Company Registration UK 4653504

Registered Business Address: Unit 16, Centre Court, 33 Little Tennis Street, Colwick, Nottingham, NG2 4EL, United Kingdom

This device is manufactured to meet the RoHS2 (2011/65/EU) regulations.

Instructions for disposal of WEEE by users in the European Union

This product must not be disposed of with other waste. Instead, it is the user's responsibility to dispose of their waste equipment by handing it over to a designated collection point for the recycling of waste electrical and electronic equipment. The separate collection and recycling of your waste equipment at the time of disposal will help to conserve natural resources and ensure that it is recycled in a manner that protects human health and the environment. For more information about where you can drop off your waste equipment for recycling, please contact your local city office, your household waste disposal service, or where you purchased the product.

FCC COMPLIANCE

This device complies with Part 15 of the FCC Rules. Operation is subject to the following two conditions: (1) this device may not cause harmful interference, and (2) this device must accept any interference received, including interference that may cause undesired operation.
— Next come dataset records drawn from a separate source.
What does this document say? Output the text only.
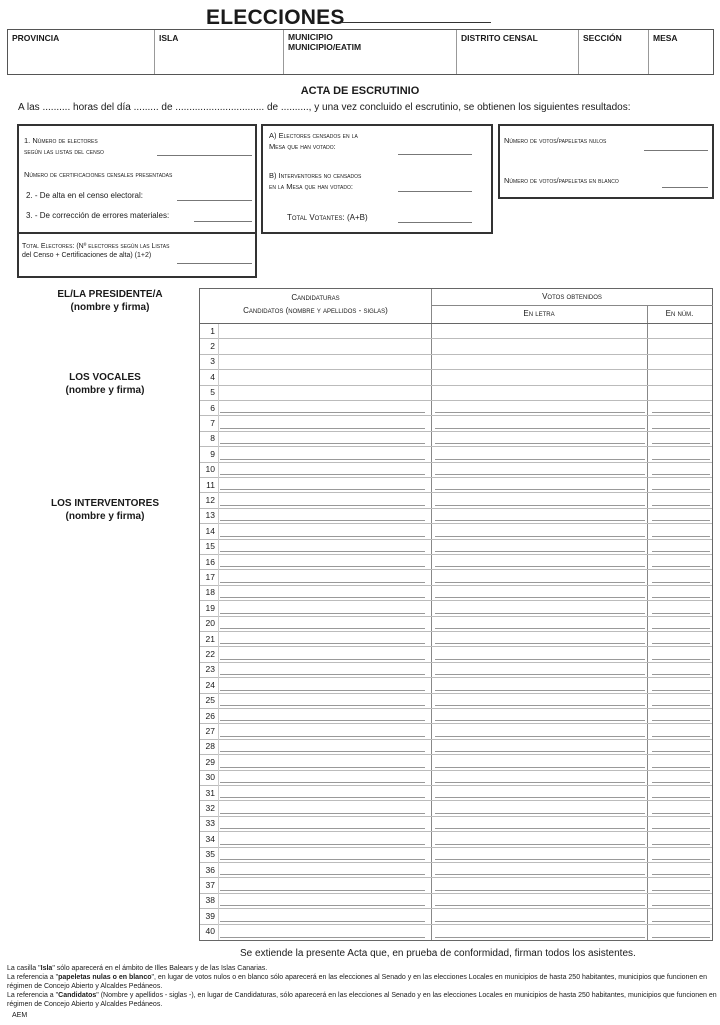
ELECCIONES
PROVINCIA	ISLA	MUNICIPIO
MUNICIPIO/EATIM
DISTRITO CENSAL	SECCIÓN	MESA
ACTA DE ESCRUTINIO
A las .......... horas del día ......... de ................................ de .........., y una vez concluido el escrutinio, se obtienen los siguientes resultados:
1. Número de electores
según las listas del censo
Número de certificaciones censales presentadas
2. - De alta en el censo electoral:
3. - De corrección de errores materiales:
Total Electores: (Nº electores según las Listas
del Censo + Certificaciones de alta) (1+2)
A) Electores censados en la
Mesa que han votado:
B) Interventores no censados
en la Mesa que han votado:
Total Votantes: (A+B)
Número de votos/papeletas nulos
Número de votos/papeletas en blanco
EL/LA PRESIDENTE/A
(nombre y firma)
LOS VOCALES
(nombre y firma)
LOS INTERVENTORES
(nombre y firma)
Candidaturas
Candidatos (nombre y apellidos - siglas)
Votos obtenidos
En letra	En núm.
1
2
3
4
5
6
7
8
9
10
11
12
13
14
15
16
17
18
19
20
21
22
23
24
25
26
27
28
29
30
31
32
33
34
35
36
37
38
39
40
Se extiende la presente Acta que, en prueba de conformidad, firman todos los asistentes.
La casilla "Isla" sólo aparecerá en el ámbito de Illes Balears y de las Islas Canarias.
La referencia a "papeletas nulas o en blanco", en lugar de votos nulos o en blanco sólo aparecerá en las elecciones al Senado y en las elecciones Locales en municipios de hasta 250 habitantes, municipios que funcionen en régimen de Concejo Abierto y Alcaldes Pedáneos.
La referencia a "Candidatos" (Nombre y apellidos - siglas -), en lugar de Candidaturas, sólo aparecerá en las elecciones al Senado y en las elecciones Locales en municipios de hasta 250 habitantes, municipios que funcionen en régimen de Concejo Abierto y Alcaldes Pedáneos.
AEM
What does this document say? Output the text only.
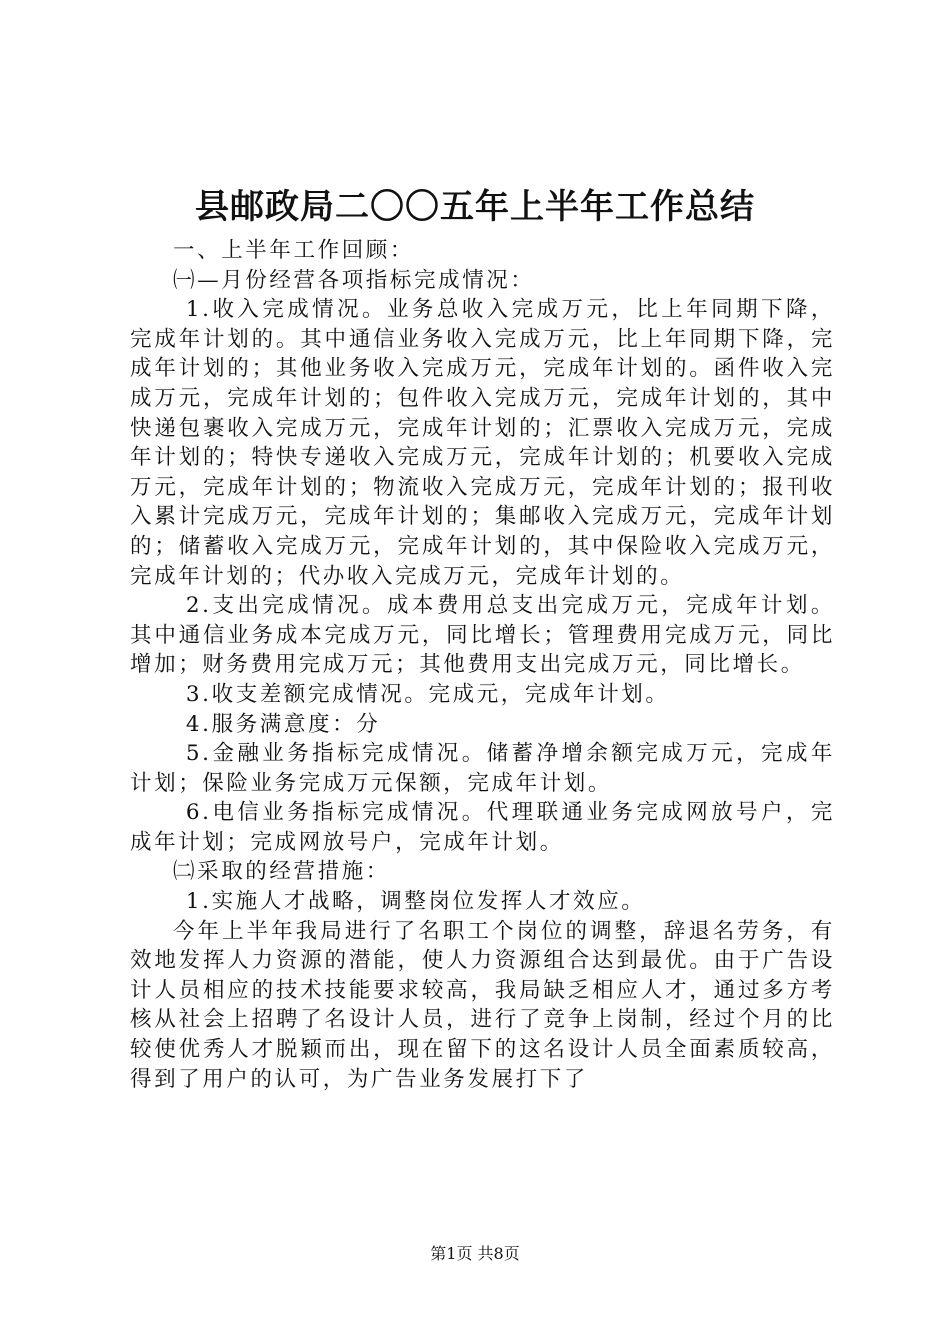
县邮政局二〇〇五年上半年工作总结

一、上半年工作回顾：

㈠—月份经营各项指标完成情况：

1.收入完成情况。业务总收入完成万元，比上年同期下降，完成年计划的。其中通信业务收入完成万元，比上年同期下降，完成年计划的；其他业务收入完成万元，完成年计划的。函件收入完成万元，完成年计划的；包件收入完成万元，完成年计划的，其中快递包裹收入完成万元，完成年计划的；汇票收入完成万元，完成年计划的；特快专递收入完成万元，完成年计划的；机要收入完成万元，完成年计划的；物流收入完成万元，完成年计划的；报刊收入累计完成万元，完成年计划的；集邮收入完成万元，完成年计划的；储蓄收入完成万元，完成年计划的，其中保险收入完成万元，完成年计划的；代办收入完成万元，完成年计划的。

2.支出完成情况。成本费用总支出完成万元，完成年计划。其中通信业务成本完成万元，同比增长；管理费用完成万元，同比增加；财务费用完成万元；其他费用支出完成万元，同比增长。

3.收支差额完成情况。完成元，完成年计划。

4.服务满意度：分

5.金融业务指标完成情况。储蓄净增余额完成万元，完成年计划；保险业务完成万元保额，完成年计划。

6.电信业务指标完成情况。代理联通业务完成网放号户，完成年计划；完成网放号户，完成年计划。

㈡采取的经营措施：

1.实施人才战略，调整岗位发挥人才效应。

今年上半年我局进行了名职工个岗位的调整，辞退名劳务，有效地发挥人力资源的潜能，使人力资源组合达到最优。由于广告设计人员相应的技术技能要求较高，我局缺乏相应人才，通过多方考核从社会上招聘了名设计人员，进行了竞争上岗制，经过个月的比较使优秀人才脱颖而出，现在留下的这名设计人员全面素质较高，得到了用户的认可，为广告业务发展打下了

第1页 共8页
NOTE: This equipment has been tested and found to comply with the limits for a Class B digital device, pursuant to part 15 of the FCC Rules. These limits are designed to provide reasonable protection against harmful interference in a residential installation. This equipment generates, uses, and can radiate radio frequency energy and, if not installed and used in accordance with the instructions, may cause harmful interference to radio communications. However, there is no guarantee that interference will not occur in a particular installation. If this equipment does cause harmful interference to radio or television reception, which can be determined by turning the equipment off and on, the user is encouraged to try to correct the interference by one or more of the following measures:

• Reorient or relocate the receiving antenna.
• Increase the separation between the equipment and receiver.
• Connect the equipment into an outlet on a circuit different from that to which the receiver is connected.
• Consult the dealer or an experienced radio/TV technician for help.

The following parties are responsible for the compliance of radio frequency equipment with the applicable standards: in the case of equipment subject to authorization under the verification procedure, the manufacturer or, in the case of imported equipment, the importer. If, subsequent to manufacture and importation, the radio frequency equipment is modified by any party not working under the authority of the responsible party, the party performing the modification becomes the new responsible party.